Di lain hal, tempat mukim kami yg sekarang ini pun akan beda dengan tempat berangkat haji kami esoknya, dari Blora. Nah lhoooo, ruwet kan? Padahal kami masih buta segala ini itu terkait manasik nantinya.

Dari penjelasan ini itu tentang rukun-rukun manasik, tentang bekal apa yg mesti disiapkan secara fisik maupun mental, dan juga tentang cara cepat belajar manasik tanpa bimbingan dari kelas khusus, ... akhirnya sampailah bahasan tentang alas kaki yg paling nyaman dipakai kelak. Sahabat memberi saran memakai sandal "croc-crocan" saja.

karena ukuran kakiku yg "spesial" utk orang2 Indonesia, maka untuk mendapat sandal "croc-crocan" dg ukuranku ini pun tidak mudah juga diperoleh. Yg ada utk ukuran spesial hanya sandal jepit biasa. 

Barulah ketika dapat tugas ke Jogja, sandal "croc-crocan" ukuran spesial ini kuperoleh dari satu kios sandal di seberang jalan Ambarukmo Plaza. 

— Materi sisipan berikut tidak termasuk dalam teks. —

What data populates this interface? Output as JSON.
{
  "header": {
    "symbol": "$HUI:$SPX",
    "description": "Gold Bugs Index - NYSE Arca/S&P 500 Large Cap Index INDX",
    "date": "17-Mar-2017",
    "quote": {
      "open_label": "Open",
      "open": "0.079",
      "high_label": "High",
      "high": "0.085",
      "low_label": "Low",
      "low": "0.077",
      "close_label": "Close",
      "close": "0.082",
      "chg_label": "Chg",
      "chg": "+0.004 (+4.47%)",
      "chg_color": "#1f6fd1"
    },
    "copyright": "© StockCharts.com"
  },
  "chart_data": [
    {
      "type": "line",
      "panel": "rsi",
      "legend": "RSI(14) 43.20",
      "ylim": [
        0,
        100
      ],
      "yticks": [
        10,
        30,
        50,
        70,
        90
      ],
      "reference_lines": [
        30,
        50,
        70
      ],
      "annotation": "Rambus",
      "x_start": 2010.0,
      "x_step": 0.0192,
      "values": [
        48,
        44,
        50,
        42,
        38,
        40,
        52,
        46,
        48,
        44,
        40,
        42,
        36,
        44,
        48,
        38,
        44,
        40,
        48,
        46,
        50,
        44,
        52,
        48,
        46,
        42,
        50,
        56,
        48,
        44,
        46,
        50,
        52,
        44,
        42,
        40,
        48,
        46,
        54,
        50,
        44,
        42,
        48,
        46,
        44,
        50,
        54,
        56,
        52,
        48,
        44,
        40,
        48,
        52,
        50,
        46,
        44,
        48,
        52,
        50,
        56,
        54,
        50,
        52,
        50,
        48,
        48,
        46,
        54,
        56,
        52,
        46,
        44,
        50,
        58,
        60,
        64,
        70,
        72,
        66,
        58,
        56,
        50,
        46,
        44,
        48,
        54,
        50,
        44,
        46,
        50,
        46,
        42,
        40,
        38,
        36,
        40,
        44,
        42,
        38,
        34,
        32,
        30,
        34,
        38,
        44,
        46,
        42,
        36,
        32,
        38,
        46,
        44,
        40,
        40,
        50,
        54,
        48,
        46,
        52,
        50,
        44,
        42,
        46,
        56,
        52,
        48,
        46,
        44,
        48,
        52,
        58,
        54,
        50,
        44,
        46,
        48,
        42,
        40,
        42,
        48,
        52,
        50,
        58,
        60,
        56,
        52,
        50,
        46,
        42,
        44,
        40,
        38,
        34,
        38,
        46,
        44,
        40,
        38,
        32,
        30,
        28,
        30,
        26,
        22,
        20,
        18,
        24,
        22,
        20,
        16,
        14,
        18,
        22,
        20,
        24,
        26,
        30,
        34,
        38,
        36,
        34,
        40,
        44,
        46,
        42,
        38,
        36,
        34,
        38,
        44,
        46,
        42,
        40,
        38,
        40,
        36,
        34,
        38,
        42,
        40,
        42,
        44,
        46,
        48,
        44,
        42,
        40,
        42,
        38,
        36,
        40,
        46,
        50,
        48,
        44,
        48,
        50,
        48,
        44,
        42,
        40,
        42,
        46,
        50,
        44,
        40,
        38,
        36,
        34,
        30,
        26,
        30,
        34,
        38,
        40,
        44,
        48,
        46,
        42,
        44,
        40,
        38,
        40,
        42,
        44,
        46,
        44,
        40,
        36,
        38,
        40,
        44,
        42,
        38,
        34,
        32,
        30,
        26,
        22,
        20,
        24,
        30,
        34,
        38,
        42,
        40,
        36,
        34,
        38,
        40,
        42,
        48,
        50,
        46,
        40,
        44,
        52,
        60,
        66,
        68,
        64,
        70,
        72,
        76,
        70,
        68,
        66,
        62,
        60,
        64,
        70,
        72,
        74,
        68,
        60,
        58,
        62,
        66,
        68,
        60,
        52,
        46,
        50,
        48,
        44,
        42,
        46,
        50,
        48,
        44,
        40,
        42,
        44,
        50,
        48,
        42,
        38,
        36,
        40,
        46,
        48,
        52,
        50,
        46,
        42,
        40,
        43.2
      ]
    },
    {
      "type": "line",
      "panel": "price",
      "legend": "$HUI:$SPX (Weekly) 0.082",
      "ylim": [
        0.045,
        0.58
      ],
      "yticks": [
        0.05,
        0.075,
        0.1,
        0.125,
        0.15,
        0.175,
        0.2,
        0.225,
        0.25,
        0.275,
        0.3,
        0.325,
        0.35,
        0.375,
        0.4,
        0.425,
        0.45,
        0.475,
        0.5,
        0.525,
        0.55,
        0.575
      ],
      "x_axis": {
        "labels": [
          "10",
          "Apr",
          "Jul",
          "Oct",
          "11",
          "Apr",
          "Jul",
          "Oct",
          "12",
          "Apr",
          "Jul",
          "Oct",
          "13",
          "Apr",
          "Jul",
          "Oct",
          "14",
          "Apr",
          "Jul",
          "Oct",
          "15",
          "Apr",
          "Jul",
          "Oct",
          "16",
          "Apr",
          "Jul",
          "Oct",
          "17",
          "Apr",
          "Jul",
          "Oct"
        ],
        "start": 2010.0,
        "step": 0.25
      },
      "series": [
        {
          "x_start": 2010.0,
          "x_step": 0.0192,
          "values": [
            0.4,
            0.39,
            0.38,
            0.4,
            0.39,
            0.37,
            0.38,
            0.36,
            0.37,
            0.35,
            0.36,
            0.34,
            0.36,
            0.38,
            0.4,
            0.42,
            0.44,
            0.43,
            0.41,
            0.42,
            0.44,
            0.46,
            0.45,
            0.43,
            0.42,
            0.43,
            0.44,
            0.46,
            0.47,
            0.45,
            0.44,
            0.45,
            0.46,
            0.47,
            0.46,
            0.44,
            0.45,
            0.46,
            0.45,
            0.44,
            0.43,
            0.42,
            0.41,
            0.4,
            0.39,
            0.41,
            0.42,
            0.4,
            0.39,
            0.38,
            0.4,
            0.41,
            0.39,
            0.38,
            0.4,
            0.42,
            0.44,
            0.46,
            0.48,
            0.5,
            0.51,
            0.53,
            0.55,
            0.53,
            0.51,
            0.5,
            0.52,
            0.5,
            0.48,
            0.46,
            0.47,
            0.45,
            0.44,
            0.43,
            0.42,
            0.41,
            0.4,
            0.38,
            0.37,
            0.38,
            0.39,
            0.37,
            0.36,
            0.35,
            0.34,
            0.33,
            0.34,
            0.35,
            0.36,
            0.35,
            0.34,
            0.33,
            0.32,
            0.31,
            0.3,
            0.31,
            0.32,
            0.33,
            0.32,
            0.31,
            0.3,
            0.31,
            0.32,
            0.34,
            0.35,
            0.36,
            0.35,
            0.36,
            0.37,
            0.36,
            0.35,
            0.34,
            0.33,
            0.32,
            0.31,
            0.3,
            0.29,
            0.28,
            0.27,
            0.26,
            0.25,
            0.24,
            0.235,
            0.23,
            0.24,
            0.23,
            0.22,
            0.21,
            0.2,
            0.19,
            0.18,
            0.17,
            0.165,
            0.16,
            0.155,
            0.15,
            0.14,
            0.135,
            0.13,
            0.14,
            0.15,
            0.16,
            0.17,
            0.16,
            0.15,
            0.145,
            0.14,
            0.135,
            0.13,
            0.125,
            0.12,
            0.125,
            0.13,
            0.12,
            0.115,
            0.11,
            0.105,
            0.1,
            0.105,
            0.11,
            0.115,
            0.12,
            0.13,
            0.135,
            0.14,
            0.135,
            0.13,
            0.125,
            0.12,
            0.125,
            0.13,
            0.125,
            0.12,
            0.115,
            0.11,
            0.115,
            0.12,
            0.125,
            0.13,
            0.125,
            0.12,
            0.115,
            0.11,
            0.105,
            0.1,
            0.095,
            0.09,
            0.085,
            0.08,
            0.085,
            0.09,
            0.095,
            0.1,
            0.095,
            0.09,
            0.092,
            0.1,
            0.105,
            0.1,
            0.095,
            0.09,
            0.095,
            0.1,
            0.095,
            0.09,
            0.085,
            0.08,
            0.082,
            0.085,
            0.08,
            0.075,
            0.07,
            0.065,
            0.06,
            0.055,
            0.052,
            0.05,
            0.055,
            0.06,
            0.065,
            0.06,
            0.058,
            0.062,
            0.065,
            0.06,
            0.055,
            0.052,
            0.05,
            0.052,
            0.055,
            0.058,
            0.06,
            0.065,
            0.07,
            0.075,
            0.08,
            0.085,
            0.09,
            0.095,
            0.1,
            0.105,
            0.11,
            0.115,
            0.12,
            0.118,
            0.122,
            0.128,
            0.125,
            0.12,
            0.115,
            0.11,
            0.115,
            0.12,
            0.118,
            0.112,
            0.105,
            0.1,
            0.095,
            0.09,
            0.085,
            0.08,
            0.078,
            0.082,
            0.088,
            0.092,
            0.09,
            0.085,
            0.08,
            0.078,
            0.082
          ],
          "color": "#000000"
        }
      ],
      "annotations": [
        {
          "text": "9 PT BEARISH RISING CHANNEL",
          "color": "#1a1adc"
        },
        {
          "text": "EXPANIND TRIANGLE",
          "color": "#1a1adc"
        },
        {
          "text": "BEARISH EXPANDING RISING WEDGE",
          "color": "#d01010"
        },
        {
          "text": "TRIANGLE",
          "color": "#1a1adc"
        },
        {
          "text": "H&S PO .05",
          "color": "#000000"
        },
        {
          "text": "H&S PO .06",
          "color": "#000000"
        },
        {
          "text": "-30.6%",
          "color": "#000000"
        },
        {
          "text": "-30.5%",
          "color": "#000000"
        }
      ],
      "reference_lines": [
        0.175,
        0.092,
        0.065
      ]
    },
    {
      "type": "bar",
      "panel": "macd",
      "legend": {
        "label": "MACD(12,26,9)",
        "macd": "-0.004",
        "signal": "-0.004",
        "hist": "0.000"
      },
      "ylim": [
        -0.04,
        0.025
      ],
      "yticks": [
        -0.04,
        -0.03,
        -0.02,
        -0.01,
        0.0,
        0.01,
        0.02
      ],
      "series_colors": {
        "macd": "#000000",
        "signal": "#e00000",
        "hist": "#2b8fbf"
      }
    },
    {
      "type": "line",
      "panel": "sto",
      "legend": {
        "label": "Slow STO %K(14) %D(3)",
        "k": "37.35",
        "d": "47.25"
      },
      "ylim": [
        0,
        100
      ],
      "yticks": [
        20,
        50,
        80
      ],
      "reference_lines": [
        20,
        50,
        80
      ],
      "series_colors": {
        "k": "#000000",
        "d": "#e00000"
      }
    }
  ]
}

Ketika menginjakkan kaki pertama di bumi Makkah Al Mukaramah, "croc" ini masih belum ikut bertualang. Hanya sandal jepit biasa yg kala itu menemani kami dalam dua hari pertama di tanah suci, hingga kemudian karena teledornya kami saat thawaf di hari kedua, sandal jepit kami satu rombongan sama-sama raib dari tempat penitipannya. 

Hehehehe, gara gara disimpan dalam satu tas plastik yg sama, dan ditaruh begitu saja di lantai di tempat rak sandal secara "tidak patut", maka saat tim cleaning service menjalankan tugasnya di jam 10 malam, raiblah tersapu sandal-sandal kami yg "tak patut" itu. Dari situlah kemudian kisah petualangan "croc" ini bermula.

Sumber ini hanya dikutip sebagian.